🤖 AI Summary
Existing vision-language models struggle to achieve fine-grained alignment between long texts and images and lack the capacity for hierarchical modeling that captures both global context and local details. To address this, this work proposes the CAFT framework, which—without requiring pixel- or region-level annotations—jointly learns cross-modal hierarchical alignments between image regions and text sentences through a coarse-to-fine visual encoder and a hierarchical text Transformer. A novel hierarchical alignment loss is introduced to preserve overall semantic consistency. By effectively coupling syntactic/semantic structures with visual organization, CAFT achieves state-of-the-art performance on six long-text retrieval benchmarks after training on 30 million image–text pairs, demonstrating strong scalability.
📝 Abstract
Large vision-language models such as CLIP struggle with long captions because they align images and texts as undifferentiated wholes. Fine-grained vision-language understanding requires hierarchical semantics capturing both global context and localized details across visual and textual domains. Yet linguistic hierarchies from syntax or semantics rarely match visual organization, and purely visual hierarchies tend to fragment scenes into appearance-driven parts without semantic focus.
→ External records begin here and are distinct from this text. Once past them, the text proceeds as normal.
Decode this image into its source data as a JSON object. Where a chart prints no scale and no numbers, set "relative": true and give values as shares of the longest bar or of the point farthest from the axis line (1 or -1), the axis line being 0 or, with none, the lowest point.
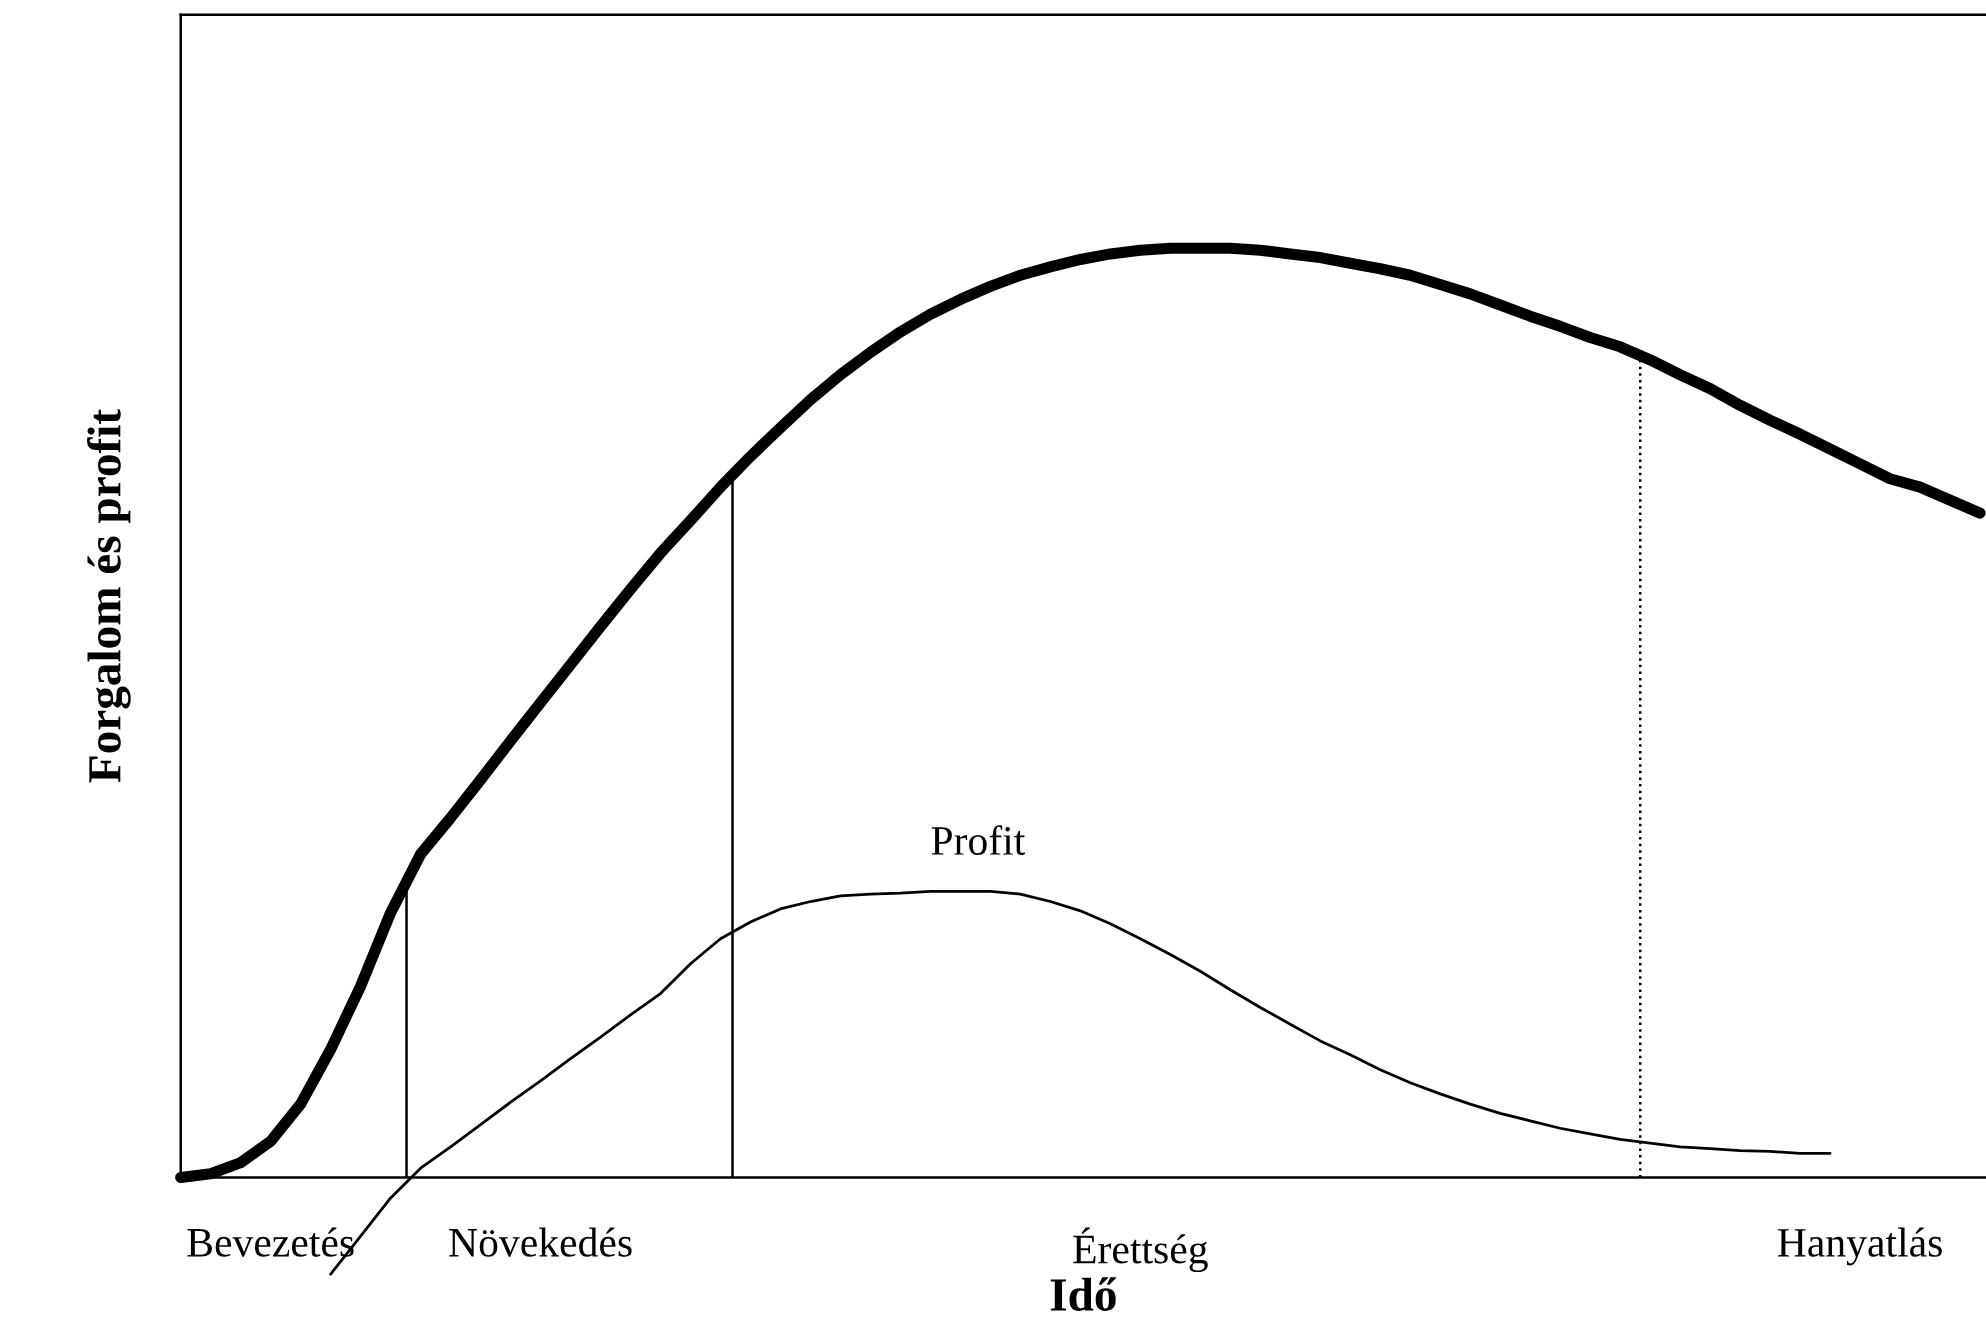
{
  "chart_data": {
    "type": "line",
    "relative": true,
    "xlabel": "Idő",
    "ylabel": "Forgalom és profit",
    "categories": [
      null,
      null,
      null,
      "Bevezetés",
      null,
      null,
      null,
      null,
      null,
      null,
      null,
      null,
      "Növekedés",
      null,
      null,
      null,
      null,
      null,
      null,
      null,
      null,
      null,
      null,
      null,
      null,
      null,
      null,
      null,
      null,
      null,
      null,
      null,
      "Érettség",
      null,
      null,
      null,
      null,
      null,
      null,
      null,
      null,
      null,
      null,
      null,
      null,
      null,
      null,
      null,
      null,
      null,
      null,
      null,
      null,
      null,
      null,
      null,
      "Hanyatlás",
      null,
      null,
      null,
      null
    ],
    "series": [
      {
        "color": "#000000",
        "values": [
          0,
          0.004,
          0.016,
          0.039,
          0.079,
          0.138,
          0.206,
          0.285,
          0.348,
          0.387,
          0.428,
          0.47,
          0.511,
          0.552,
          0.593,
          0.633,
          0.672,
          0.707,
          0.743,
          0.776,
          0.807,
          0.837,
          0.864,
          0.888,
          0.91,
          0.929,
          0.945,
          0.959,
          0.971,
          0.98,
          0.988,
          0.994,
          0.998,
          1,
          1,
          1,
          0.998,
          0.994,
          0.99,
          0.984,
          0.978,
          0.971,
          0.961,
          0.951,
          0.939,
          0.927,
          0.916,
          0.904,
          0.894,
          0.88,
          0.864,
          0.849,
          0.831,
          0.815,
          0.8,
          0.784,
          0.768,
          0.752,
          0.743,
          0.729,
          0.715
        ]
      },
      {
        "color": "#000000",
        "values": [
          null,
          null,
          null,
          null,
          null,
          -0.104,
          -0.063,
          -0.022,
          0.01,
          0.033,
          0.057,
          0.081,
          0.104,
          0.128,
          0.151,
          0.175,
          0.198,
          0.23,
          0.257,
          0.275,
          0.289,
          0.297,
          0.303,
          0.305,
          0.306,
          0.308,
          0.308,
          0.308,
          0.305,
          0.297,
          0.287,
          0.273,
          0.257,
          0.24,
          0.222,
          0.202,
          0.183,
          0.165,
          0.147,
          0.132,
          0.116,
          0.102,
          0.09,
          0.079,
          0.069,
          0.061,
          0.053,
          0.047,
          0.041,
          0.037,
          0.033,
          0.031,
          0.029,
          0.028,
          0.026,
          0.026,
          null,
          null,
          null,
          null,
          null
        ]
      }
    ],
    "annotations": [
      "Profit"
    ],
    "legend": false,
    "marker": "none",
    "line_style": "solid",
    "grid": false
  }
}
We propose CAFT (Cross-domain Alignment of Forests and Trees), a hierarchical image-text representation learning framework that aligns global and local semantics across images and long captions without pixel-level supervision. Coupling a fine-to-coarse visual encoder with a hierarchical text transformer, it uses a hierarchical alignment loss that matches whole images with whole captions while biasing region-sentence correspondences, so that coarse semantics are built from fine-grained evidence rather than from aggregation untethered to part-level grounding. Trained on 30M image-text pairs, CAFT achieves state-of-the-art performance on six long-text retrieval benchmarks and exhibits strong scaling behavior. Experiments show that hierarchical cross-domain alignment enables fine-grained, visually grounded image-text representations to emerge without explicit region-level supervision.